Pene severe per chi vìola il decreto emesso da Governo. Pene severe che non ammettono attenuanti.

AUTOCERTIFICAZIONE

Attestare falsamente di doversi spostare per motivi di salute, per esigenze lavorative o per altri stati di necessità integra il reato di falsa attestazione a un pubblico ufficiale: la pena va da uno a sei anni di reclusione.
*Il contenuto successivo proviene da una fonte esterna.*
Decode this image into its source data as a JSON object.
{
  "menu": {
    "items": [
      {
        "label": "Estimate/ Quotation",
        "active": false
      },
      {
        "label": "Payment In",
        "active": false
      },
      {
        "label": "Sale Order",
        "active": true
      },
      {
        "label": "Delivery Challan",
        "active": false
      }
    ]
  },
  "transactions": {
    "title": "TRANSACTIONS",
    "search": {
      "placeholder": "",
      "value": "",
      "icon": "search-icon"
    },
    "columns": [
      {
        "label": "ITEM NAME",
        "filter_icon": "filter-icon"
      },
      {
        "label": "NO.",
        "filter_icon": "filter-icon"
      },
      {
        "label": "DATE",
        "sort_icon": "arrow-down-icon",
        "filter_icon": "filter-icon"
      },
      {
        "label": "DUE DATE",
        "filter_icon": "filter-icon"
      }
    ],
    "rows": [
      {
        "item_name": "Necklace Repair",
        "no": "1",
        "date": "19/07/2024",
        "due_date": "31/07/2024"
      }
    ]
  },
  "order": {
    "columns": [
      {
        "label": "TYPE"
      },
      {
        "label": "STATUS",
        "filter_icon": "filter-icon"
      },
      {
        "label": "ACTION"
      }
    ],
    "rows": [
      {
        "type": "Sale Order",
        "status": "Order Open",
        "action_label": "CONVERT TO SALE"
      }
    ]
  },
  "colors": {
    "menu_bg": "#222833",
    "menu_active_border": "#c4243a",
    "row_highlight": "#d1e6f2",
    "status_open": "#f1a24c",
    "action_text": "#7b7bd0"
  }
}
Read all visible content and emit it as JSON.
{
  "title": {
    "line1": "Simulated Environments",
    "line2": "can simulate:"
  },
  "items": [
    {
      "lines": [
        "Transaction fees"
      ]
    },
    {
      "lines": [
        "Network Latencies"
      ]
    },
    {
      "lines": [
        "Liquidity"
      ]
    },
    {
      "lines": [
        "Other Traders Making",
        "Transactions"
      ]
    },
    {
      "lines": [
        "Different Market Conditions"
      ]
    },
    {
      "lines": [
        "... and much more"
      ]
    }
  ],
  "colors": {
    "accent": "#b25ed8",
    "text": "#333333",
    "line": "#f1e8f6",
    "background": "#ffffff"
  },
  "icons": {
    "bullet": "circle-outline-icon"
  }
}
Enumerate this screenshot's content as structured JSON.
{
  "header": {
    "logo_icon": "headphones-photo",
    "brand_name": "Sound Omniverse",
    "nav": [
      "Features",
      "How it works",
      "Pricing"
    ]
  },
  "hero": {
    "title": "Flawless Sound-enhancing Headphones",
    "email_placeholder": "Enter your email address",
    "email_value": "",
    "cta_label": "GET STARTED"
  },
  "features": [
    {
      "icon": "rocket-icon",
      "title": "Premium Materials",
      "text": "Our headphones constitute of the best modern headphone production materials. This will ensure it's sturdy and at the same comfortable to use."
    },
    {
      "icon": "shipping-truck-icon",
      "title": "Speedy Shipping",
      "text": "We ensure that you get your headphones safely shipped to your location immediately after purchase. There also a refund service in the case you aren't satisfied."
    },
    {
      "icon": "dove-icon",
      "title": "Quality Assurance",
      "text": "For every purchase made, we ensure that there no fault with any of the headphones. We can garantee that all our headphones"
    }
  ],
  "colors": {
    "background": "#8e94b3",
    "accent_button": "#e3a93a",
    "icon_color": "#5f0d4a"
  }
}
È previsto l’arresto facoltativo in flagranza e la procedibilità è d’ufficio. I pubblici ufficiali hanno l’obbligo di denunciare i reati procedibili d’ufficio, se non lo fanno rischiano l’imputazione per il reato di omessa denuncia, punito dall’articolo 361 del Codice penale. Tutti possono segnalare i casi sospetti e far attivare le verifiche. A questo reato si aggiunge anche la fattispecie di cui all’articolo 650 del Codice penale che punisce con l’arresto fino a tre mesi o con l’ammenda fino a 206 euro chi viola i provvedimenti che vietano di spostarsi senza motivo.

QUARANTENA

Chi ha febbre, tosse e altri sintomi associati al Covid-19 e non si mette in quarantena rischia, oltre all’imputazione per violazione dei provvedimenti dell’autorità, un processo per lesioni o tentate lesioni volontarie. Se dovesse infatti infettare persone anziane o comunque soggetti a rischio causandone la morte, l’imputazione potrebbe trasformarsi in omicidio doloso pena la reclusione non inferiore a 21 anni. La stessa pena si applica a chi ha avuto contatti con persone positive al coronavirus e continua ad avere rapporti sociali o a lavorare con altre persone senza prendere precauzioni o avvisarle.